Most of what we need to make these changes real is already recognized by many of the nurses on any given shift in any hospital in America. What we need to do is give nurses a voice by involving them in identifying problems, coming up with creative solutions, and then weighing the investments carefully against what is desired as a return on the investment. The name for this is building a learning organization, but it mainly involves empowering those close to the problems to own the solutions and work together to solve them.

All of this means that we will require more facile and adaptive organizations, teams, work groups, and leadership at all levels in the organization. By investing in organizational skills and training, any hospital can facilitate developing and sustaining an adaptive response to the nursing crisis.

We probably will not get to where we need to be only by improving the existing structures, practice models, and relationships. In many instances, care delivery systems will need to come up with new ways of conducting work.
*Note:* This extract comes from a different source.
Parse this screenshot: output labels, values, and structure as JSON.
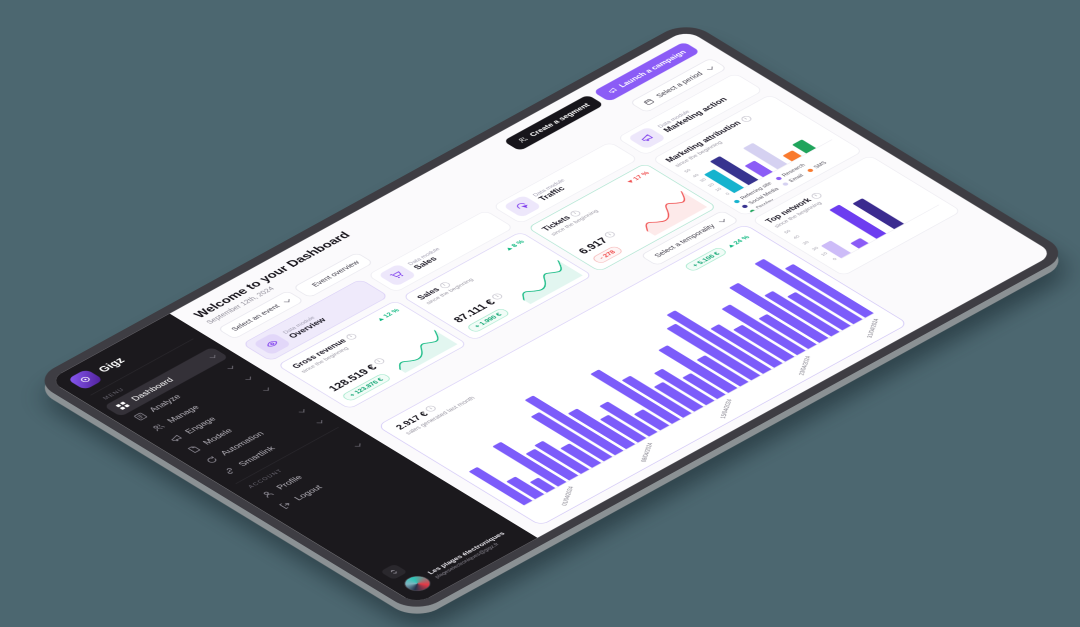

This will mean new practice models for nurses, new physician-nurse relationships, new ways of assessing patient acuity and need, and responding with more variable patterns of nursing care and technology.

All of this sounds great but will work only if we collect and use data on nursing performance against the strategic goals of the hospital. We do not have such systems or dashboards in place, and we will continue to fly blindly until such data is collected and used. Then we will know how effectively a redeployed nursing resource is against the targets of lowering costs, improving quality, and enhancing safety.

Finally, change in nursing should have a mantra-like real estate. I propose reward, reward, reward. Without rewards for nursing professionals’ performance, we will soon revert back to the old patterns we are trying to leave behind. Nursing will make do with what is available, much as it always has, instead of being able to demonstrate what it can achieve for patients, hospitals, and society if it is challenged and rewarded in new ways.

Dr. O’Neil is director of the Center for the Health Professions and professor of Family and Community Medicine and Dental Public Health at the University of California, San Francisco.